Most of my morning routines cannot be done the night before. Making lunch the night before would produce a rock-hard sandwich. Shaving before bed would move my five o’clock shadow to just around noon. And relying on yesterday’s hair care is simply laughable. But breakfast – that works.
Overnight oats are best done, well, overnight. Soaking the oats for several hours softens them to the perfect consistency. In addition, the oats are nice and cold by the time you wake up. No one is clamoring for hot oats in mid-June. Finally, uncooked oats do not mean raw oats. Quick-cooking oats have been steamed and rolled before packaging, so they are perfectly safe to eat.

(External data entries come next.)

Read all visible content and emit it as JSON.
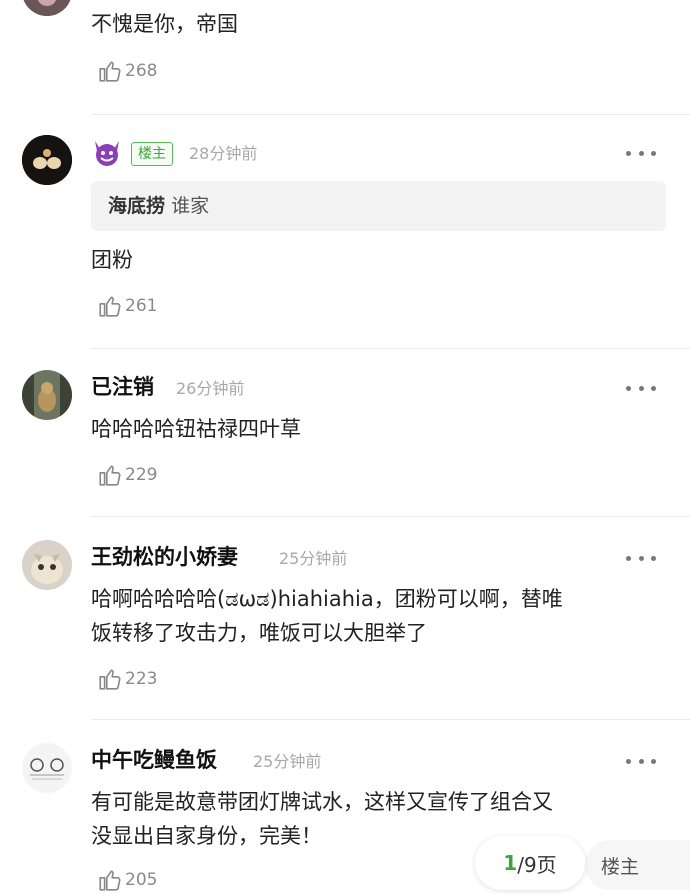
{
  "comments": [
    {
      "username": "",
      "time": "",
      "content": [
        "不愧是你，帝国"
      ],
      "likes": "268"
    },
    {
      "username": "😈",
      "badge": "楼主",
      "time": "28分钟前",
      "quote_name": "海底捞",
      "quote_text": "谁家",
      "content": [
        "团粉"
      ],
      "likes": "261"
    },
    {
      "username": "已注销",
      "time": "26分钟前",
      "content": [
        "哈哈哈哈钮祜禄四叶草"
      ],
      "likes": "229"
    },
    {
      "username": "王劲松的小娇妻",
      "time": "25分钟前",
      "content": [
        "哈啊哈哈哈哈(ಡωಡ)hiahiahia，团粉可以啊，替唯",
        "饭转移了攻击力，唯饭可以大胆举了"
      ],
      "likes": "223"
    },
    {
      "username": "中午吃鳗鱼饭",
      "time": "25分钟前",
      "content": [
        "有可能是故意带团灯牌试水，这样又宣传了组合又",
        "没显出自家身份，完美！"
      ],
      "likes": "205"
    }
  ],
  "pager": {
    "current": "1",
    "total": "/9页"
  },
  "floor_label": "楼主",
  "colors": {
    "badge_green": "#3aa63a",
    "text_gray": "#a8a8a8"
  }
}
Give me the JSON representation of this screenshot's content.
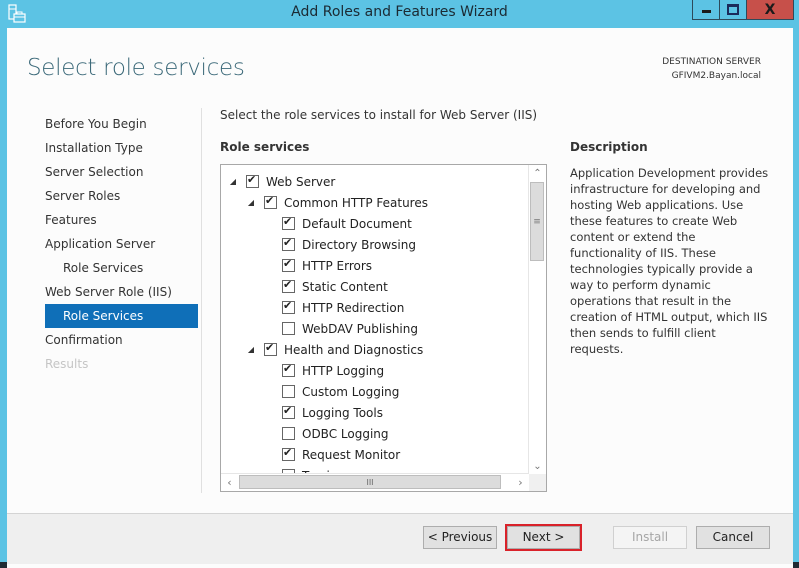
{
  "window": {
    "title": "Add Roles and Features Wizard",
    "icon": "server-manager-icon",
    "controls": {
      "minimize": "minimize",
      "maximize": "maximize",
      "close": "X"
    }
  },
  "header": {
    "page_title": "Select role services",
    "destination_label": "DESTINATION SERVER",
    "destination_server": "GFIVM2.Bayan.local"
  },
  "nav": {
    "items": [
      {
        "label": "Before You Begin",
        "state": "normal"
      },
      {
        "label": "Installation Type",
        "state": "normal"
      },
      {
        "label": "Server Selection",
        "state": "normal"
      },
      {
        "label": "Server Roles",
        "state": "normal"
      },
      {
        "label": "Features",
        "state": "normal"
      },
      {
        "label": "Application Server",
        "state": "normal"
      },
      {
        "label": "Role Services",
        "state": "sub"
      },
      {
        "label": "Web Server Role (IIS)",
        "state": "normal"
      },
      {
        "label": "Role Services",
        "state": "active"
      },
      {
        "label": "Confirmation",
        "state": "normal"
      },
      {
        "label": "Results",
        "state": "disabled"
      }
    ]
  },
  "main": {
    "instruction": "Select the role services to install for Web Server (IIS)",
    "role_services_label": "Role services",
    "tree": [
      {
        "label": "Web Server",
        "level": 0,
        "expandable": true,
        "checked": true
      },
      {
        "label": "Common HTTP Features",
        "level": 1,
        "expandable": true,
        "checked": true
      },
      {
        "label": "Default Document",
        "level": 2,
        "expandable": false,
        "checked": true
      },
      {
        "label": "Directory Browsing",
        "level": 2,
        "expandable": false,
        "checked": true
      },
      {
        "label": "HTTP Errors",
        "level": 2,
        "expandable": false,
        "checked": true
      },
      {
        "label": "Static Content",
        "level": 2,
        "expandable": false,
        "checked": true
      },
      {
        "label": "HTTP Redirection",
        "level": 2,
        "expandable": false,
        "checked": true
      },
      {
        "label": "WebDAV Publishing",
        "level": 2,
        "expandable": false,
        "checked": false
      },
      {
        "label": "Health and Diagnostics",
        "level": 1,
        "expandable": true,
        "checked": true
      },
      {
        "label": "HTTP Logging",
        "level": 2,
        "expandable": false,
        "checked": true
      },
      {
        "label": "Custom Logging",
        "level": 2,
        "expandable": false,
        "checked": false
      },
      {
        "label": "Logging Tools",
        "level": 2,
        "expandable": false,
        "checked": true
      },
      {
        "label": "ODBC Logging",
        "level": 2,
        "expandable": false,
        "checked": false
      },
      {
        "label": "Request Monitor",
        "level": 2,
        "expandable": false,
        "checked": true
      },
      {
        "label": "Tracing",
        "level": 2,
        "expandable": false,
        "checked": false
      }
    ],
    "scroll_glyphs": {
      "up": "^",
      "down": "v",
      "left": "<",
      "right": ">",
      "v_grip": "≡",
      "h_grip": "III"
    }
  },
  "description": {
    "title": "Description",
    "text": "Application Development provides infrastructure for developing and hosting Web applications. Use these features to create Web content or extend the functionality of IIS. These technologies typically provide a way to perform dynamic operations that result in the creation of HTML output, which IIS then sends to fulfill client requests."
  },
  "footer": {
    "previous": "< Previous",
    "next": "Next >",
    "install": "Install",
    "cancel": "Cancel"
  },
  "colors": {
    "titlebar": "#5cc3e4",
    "close_button": "#c7504a",
    "nav_active": "#0f6fb8",
    "page_title": "#3a6878",
    "highlight_outline": "#d9222a"
  }
}
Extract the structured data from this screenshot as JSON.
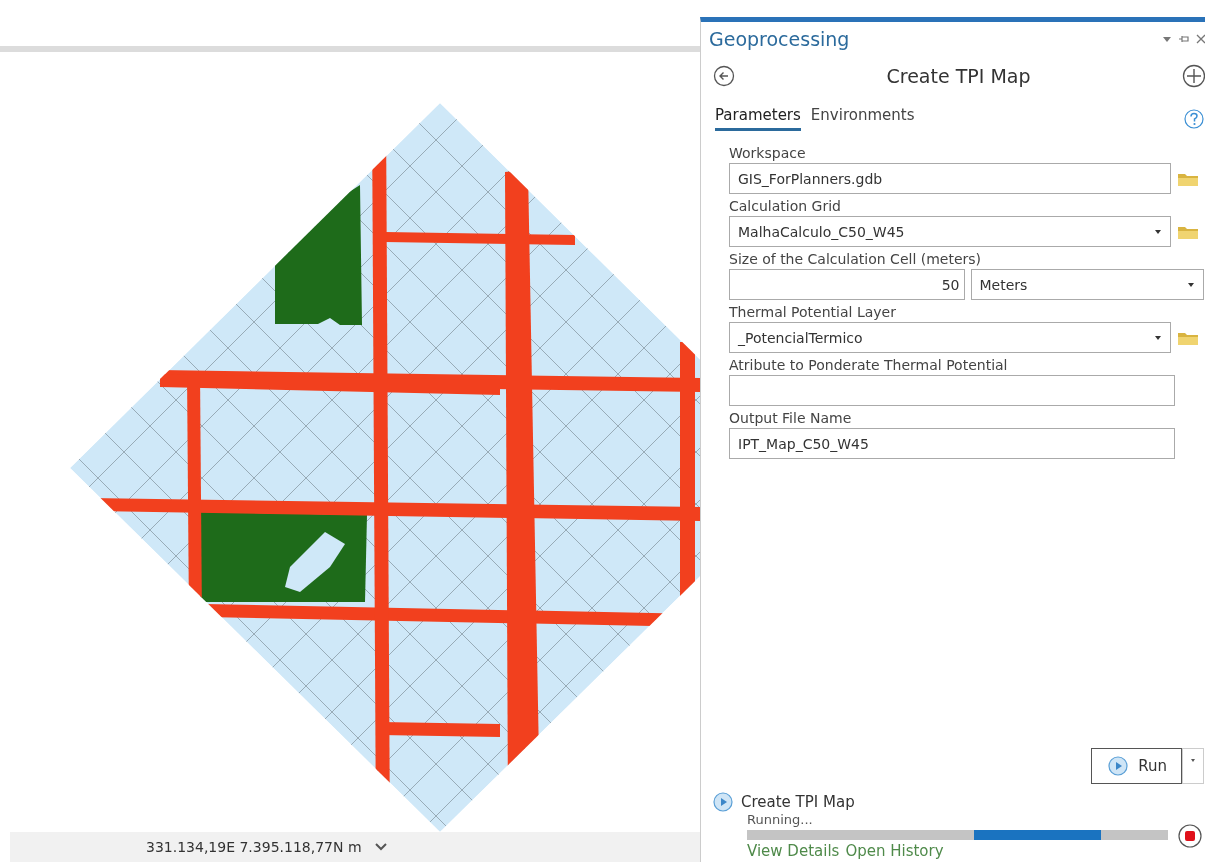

The next time you want to save some time in the morning, but still want a great breakfast, I suggest
PREP TIME: Requires soaking overnight
COOK TIME: No Cook Time!
YIELD: 2 Servings
WHAT TO GRAB:
1 cup quick-cooking oats
1 ½ cups milk
1 banana, thinly sliced
2 tablespoons brown sugar
1/2 teaspoon Kosher salt
2 tablespoons chopped pistachios
HOW YOU DO IT:
Combine the first five ingredients in sealed tupperware or a large bowl covered with foil. Place in the refrigerator overnight. The next morning, divide the oats between two bowls, top with the chopped pistachios, and serve!